Corporate Governance

Conflict of Interest Policy

Realizing possible conflicts of interests, the Board of Directors issues the guidelines as a part of the Code of Ethical Business for all management and employees so that they can avoid possible conflicts of interests between themselves and the Company. In addition, the guidelines also aim to avoid possible conflicts of interest with shareholders when dealing with trade partners and other parties.
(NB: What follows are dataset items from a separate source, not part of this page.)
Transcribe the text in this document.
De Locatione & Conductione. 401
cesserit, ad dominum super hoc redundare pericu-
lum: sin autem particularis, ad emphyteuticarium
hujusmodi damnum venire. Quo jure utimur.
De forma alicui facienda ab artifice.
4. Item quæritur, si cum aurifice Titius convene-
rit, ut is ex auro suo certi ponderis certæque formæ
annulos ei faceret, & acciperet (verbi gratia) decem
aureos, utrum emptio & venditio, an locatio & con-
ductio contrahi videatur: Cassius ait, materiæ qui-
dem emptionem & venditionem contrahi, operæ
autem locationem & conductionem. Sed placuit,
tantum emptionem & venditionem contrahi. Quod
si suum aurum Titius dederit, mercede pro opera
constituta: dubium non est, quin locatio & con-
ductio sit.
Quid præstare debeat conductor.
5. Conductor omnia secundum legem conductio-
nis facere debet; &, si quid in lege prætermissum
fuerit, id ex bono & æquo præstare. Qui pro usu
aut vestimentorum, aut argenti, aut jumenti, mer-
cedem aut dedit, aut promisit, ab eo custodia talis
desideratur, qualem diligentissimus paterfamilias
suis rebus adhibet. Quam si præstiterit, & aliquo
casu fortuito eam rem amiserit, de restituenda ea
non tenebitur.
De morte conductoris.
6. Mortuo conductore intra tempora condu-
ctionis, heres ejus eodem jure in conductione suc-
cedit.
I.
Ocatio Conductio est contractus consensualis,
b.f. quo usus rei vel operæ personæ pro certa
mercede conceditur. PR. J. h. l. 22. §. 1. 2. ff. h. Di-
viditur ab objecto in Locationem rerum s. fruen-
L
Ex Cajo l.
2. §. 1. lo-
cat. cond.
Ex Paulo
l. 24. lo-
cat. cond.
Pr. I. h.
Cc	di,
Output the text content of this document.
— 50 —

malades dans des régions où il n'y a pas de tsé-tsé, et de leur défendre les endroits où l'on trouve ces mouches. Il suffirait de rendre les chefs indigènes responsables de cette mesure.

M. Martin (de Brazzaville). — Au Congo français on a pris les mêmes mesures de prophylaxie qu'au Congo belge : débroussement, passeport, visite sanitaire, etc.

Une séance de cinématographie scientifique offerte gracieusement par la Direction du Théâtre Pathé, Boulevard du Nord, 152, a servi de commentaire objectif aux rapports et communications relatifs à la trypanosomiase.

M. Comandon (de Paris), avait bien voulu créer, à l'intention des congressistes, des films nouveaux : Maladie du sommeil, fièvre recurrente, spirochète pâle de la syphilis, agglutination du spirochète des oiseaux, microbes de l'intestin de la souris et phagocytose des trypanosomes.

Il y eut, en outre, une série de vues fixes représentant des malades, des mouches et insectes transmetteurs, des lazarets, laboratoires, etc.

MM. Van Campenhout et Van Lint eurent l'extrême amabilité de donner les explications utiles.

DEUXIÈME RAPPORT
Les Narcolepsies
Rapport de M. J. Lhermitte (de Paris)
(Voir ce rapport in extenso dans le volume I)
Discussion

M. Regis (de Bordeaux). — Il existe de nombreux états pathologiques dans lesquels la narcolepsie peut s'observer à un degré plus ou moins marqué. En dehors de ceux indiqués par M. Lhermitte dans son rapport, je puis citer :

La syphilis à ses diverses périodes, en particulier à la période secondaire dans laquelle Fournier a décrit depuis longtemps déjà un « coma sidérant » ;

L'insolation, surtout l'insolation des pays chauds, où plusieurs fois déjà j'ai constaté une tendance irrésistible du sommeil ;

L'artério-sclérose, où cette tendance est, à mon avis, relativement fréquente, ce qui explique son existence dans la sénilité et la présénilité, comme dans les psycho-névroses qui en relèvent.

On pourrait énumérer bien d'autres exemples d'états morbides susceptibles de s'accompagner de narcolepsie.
Moreover, the Board of Directors determines the transactions that may cause conflicts of interests or connected transactions and appropriately review them in the board meetings.  The Board of Directors clearly determines the policies and the guidelines, as well as approval procedure in accordance with the Stock Exchange of Thailand’s regulations. For instance, a person who has conflicts of interest or is a connected party shall inform the Company of his/her relationship or connection with such transactions and shall not take part in considering such transaction. This also means he/she has no power to approve such transaction. In addition, pricing and conditions of the connected transactions shall be approved after consideration in the same manner as normal business practices done with third parties.

In case the Audit Committee possesses no expertise in considering certain transactions that may lead to conflicts of interest, the Company shall seek independent opinions about such transactions from the internal auditor, or an independent expert, or the Company’s authorized auditor. Such independent opinions shall be taken into account before decision making of either the Board of Directors or the shareholders, whatever the case may be.

All connected transactions are disclosed in the Company’s annual report based on the 56-1 One Report as well as the Company’s financial statements.